Carys Phillips
- Born: 12 November 1992 (age 32) Warrington, England
- Height: 170 cm (5 ft 7 in)
- Weight: 82 kg (181 lb)
- Notable relative(s): Rowland Phillips (father)

Rugby union career
- Position(s): Hooker

Amateur team(s)
- Years: Team / Apps / (Points)
- Bristol Ladies /  / (0)
- Skewen RFC /  / (0)
- Ospreys /  / (0)

Senior career
- Years: Team / Apps / (Points)
- Harlequins /  / (0)

International career
- Years: Team / Apps / (Points)
- 2013–present: Wales / 87 / (95)
- Correct as of 24 September 2025

= Carys Phillips =

Wales international rugby union footballer

Carys Phillips (born 12 November 1992) is a Welsh rugby union player. She plays as a Hooker for the Harlequins in the Premier 15s and for Wales women's national rugby union team.

== Personal life ==
The daughter of back row forward Rowland Phillips, she studied at Llandovery College and took a course in Sports Coaching and Development at Cardiff Metropolitan University. She is an ambassador for the Red Kites Girls’ Rugby Cluster Centre, an organisation which lends its support to all-girls rugby.

== Rugby career ==
Phillips has played for Skewen RFC and also for Bristol Ladies, and Ospreys.
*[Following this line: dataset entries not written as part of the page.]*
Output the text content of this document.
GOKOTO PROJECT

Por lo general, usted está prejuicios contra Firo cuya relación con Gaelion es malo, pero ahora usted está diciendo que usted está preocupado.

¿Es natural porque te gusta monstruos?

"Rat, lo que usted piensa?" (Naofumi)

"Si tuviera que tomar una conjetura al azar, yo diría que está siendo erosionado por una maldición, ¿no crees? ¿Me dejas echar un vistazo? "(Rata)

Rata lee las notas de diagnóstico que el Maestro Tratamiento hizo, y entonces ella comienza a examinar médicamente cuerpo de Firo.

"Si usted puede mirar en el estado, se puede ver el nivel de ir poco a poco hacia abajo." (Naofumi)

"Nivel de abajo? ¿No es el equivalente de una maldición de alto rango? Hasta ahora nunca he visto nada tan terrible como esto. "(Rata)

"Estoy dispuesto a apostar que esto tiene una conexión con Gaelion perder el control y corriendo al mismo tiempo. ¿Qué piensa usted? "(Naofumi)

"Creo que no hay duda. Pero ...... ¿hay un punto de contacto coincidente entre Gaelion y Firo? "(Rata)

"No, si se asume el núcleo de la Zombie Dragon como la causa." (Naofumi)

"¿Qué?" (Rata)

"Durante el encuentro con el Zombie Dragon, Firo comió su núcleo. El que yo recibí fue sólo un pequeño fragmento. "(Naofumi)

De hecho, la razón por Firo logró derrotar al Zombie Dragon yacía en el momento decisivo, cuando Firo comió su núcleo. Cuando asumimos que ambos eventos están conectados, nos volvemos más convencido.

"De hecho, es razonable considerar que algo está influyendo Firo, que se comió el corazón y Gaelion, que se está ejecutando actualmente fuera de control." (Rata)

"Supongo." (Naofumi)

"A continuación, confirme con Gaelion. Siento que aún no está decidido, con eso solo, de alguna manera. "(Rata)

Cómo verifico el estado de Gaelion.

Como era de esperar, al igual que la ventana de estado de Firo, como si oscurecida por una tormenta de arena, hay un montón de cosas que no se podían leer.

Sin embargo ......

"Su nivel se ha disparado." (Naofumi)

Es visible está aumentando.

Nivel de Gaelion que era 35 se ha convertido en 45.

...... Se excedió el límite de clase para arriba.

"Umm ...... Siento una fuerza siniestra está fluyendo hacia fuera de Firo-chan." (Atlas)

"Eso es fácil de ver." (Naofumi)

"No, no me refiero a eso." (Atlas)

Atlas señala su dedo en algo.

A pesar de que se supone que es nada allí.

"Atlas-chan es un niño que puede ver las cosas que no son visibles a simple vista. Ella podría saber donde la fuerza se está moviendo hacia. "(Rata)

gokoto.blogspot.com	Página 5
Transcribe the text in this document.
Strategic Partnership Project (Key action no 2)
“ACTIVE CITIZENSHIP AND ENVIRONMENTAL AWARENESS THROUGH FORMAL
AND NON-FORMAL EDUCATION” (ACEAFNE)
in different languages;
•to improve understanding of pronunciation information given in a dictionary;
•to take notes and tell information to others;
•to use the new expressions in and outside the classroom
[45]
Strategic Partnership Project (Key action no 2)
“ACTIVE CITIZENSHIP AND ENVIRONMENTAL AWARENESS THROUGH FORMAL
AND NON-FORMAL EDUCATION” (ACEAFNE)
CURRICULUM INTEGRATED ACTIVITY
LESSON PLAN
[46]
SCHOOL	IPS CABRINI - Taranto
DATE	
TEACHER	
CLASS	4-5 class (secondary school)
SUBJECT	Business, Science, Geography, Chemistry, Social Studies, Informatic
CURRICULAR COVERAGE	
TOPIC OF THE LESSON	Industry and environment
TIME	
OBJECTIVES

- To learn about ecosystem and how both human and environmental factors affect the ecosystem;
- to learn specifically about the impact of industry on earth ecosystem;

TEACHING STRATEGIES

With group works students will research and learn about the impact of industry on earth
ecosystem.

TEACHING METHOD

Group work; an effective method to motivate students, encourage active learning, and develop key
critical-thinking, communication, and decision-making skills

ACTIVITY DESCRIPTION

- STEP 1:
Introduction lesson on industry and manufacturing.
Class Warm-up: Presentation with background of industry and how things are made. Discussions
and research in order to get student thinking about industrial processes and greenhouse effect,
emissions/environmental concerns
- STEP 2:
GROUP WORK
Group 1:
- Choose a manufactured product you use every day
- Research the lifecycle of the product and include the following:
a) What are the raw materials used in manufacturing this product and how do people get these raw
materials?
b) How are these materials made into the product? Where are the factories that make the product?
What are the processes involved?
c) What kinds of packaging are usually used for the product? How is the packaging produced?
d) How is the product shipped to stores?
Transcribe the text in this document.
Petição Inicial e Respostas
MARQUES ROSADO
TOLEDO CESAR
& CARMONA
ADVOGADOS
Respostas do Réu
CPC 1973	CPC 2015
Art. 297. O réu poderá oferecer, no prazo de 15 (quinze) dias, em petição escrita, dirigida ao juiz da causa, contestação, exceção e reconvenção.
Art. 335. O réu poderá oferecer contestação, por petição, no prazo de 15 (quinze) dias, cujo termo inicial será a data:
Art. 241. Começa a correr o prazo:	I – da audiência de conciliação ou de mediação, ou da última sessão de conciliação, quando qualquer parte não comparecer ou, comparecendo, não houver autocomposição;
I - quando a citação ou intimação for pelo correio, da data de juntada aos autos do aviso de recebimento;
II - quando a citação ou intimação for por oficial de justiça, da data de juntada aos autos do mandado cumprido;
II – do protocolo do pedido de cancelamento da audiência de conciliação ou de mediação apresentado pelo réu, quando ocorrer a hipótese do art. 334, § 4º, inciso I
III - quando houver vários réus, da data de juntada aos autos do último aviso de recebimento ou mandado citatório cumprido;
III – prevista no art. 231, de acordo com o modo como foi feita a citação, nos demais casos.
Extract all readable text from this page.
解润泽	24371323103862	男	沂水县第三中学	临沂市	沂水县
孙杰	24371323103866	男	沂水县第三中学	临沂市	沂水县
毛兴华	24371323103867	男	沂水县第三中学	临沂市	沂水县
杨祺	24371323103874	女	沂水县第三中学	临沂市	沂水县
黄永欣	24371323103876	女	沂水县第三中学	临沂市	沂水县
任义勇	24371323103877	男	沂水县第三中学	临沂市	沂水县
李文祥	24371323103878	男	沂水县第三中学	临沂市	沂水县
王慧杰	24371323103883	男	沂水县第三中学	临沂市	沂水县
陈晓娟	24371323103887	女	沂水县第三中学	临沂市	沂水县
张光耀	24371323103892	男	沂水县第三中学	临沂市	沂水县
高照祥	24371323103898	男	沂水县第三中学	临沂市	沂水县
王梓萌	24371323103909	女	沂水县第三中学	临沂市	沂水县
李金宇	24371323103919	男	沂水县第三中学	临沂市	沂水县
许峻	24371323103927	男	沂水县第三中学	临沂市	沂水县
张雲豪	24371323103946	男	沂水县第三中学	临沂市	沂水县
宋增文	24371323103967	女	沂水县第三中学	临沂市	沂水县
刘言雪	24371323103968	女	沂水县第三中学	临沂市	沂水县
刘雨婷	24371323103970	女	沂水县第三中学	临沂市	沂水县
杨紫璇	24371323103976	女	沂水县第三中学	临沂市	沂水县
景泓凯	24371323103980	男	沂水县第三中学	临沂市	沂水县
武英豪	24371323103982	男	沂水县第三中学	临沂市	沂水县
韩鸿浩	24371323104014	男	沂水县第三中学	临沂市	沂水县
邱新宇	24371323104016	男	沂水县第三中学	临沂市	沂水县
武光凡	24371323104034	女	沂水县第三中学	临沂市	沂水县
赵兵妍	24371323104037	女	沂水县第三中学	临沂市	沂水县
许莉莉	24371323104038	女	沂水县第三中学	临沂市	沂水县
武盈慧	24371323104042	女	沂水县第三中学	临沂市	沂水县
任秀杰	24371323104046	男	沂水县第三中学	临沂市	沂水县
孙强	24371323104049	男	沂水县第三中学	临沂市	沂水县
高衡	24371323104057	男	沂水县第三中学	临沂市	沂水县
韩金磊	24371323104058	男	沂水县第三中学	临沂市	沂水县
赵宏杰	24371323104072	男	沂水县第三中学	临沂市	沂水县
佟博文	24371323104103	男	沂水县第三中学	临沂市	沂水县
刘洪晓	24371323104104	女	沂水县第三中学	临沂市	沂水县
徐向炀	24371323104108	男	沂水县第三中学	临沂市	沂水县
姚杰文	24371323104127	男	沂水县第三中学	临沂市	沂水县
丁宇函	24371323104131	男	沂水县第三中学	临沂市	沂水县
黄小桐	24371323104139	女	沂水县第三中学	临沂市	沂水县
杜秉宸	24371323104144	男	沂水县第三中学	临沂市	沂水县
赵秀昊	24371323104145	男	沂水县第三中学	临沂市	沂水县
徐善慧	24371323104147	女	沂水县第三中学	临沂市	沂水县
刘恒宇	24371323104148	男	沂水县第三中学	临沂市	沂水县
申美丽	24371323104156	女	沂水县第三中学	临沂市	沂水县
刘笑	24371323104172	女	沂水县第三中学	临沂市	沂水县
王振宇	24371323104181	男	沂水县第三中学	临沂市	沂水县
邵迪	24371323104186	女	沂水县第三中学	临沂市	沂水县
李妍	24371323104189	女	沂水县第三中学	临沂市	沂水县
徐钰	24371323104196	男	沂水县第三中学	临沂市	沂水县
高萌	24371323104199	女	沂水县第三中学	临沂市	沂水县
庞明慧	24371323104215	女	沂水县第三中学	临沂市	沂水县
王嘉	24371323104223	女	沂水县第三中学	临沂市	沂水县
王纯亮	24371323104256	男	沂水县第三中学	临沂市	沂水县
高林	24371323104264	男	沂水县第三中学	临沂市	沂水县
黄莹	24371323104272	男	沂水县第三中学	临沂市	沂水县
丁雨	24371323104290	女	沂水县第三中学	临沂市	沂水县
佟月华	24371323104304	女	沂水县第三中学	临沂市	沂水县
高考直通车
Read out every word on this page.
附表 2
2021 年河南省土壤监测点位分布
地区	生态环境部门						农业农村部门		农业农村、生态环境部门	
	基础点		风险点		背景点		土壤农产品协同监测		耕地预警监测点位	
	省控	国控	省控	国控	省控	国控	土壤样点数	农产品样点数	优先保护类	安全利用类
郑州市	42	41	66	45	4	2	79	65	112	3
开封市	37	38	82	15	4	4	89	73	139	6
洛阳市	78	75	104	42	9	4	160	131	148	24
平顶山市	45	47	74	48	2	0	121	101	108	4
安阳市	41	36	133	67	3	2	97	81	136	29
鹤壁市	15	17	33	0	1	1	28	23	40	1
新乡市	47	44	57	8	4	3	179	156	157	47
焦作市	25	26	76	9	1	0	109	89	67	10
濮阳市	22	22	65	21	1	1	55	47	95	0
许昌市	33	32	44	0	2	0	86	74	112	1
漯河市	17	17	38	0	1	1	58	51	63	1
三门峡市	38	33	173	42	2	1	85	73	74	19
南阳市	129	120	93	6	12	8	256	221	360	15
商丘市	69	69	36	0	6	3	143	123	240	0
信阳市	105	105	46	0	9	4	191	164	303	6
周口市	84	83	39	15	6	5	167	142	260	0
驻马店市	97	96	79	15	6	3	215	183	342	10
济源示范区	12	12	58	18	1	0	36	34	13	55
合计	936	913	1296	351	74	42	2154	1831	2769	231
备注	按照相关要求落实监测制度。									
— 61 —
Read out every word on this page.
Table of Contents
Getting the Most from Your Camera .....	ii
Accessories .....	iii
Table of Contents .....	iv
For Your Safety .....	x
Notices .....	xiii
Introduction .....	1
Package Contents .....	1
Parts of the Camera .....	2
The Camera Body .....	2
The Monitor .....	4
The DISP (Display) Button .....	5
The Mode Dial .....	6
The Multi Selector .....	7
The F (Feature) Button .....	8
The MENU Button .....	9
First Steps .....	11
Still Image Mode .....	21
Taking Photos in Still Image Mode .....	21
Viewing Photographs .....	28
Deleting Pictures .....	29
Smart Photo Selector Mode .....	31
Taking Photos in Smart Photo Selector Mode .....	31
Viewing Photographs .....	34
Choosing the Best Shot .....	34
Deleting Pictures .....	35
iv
Phillips won her first international cap against Ireland in the first round of the 2013 Six Nations Championship. In 2016, She captained Wales in the second round of the Six Nations Championship.

Phillips was selected in Wales squad for the 2021 Rugby World Cup in New Zealand.

She was named in the Welsh side for the 2025 Six Nations Championship on 4 March 2025. She was later selected in the squad to the Women's Rugby World Cup in England.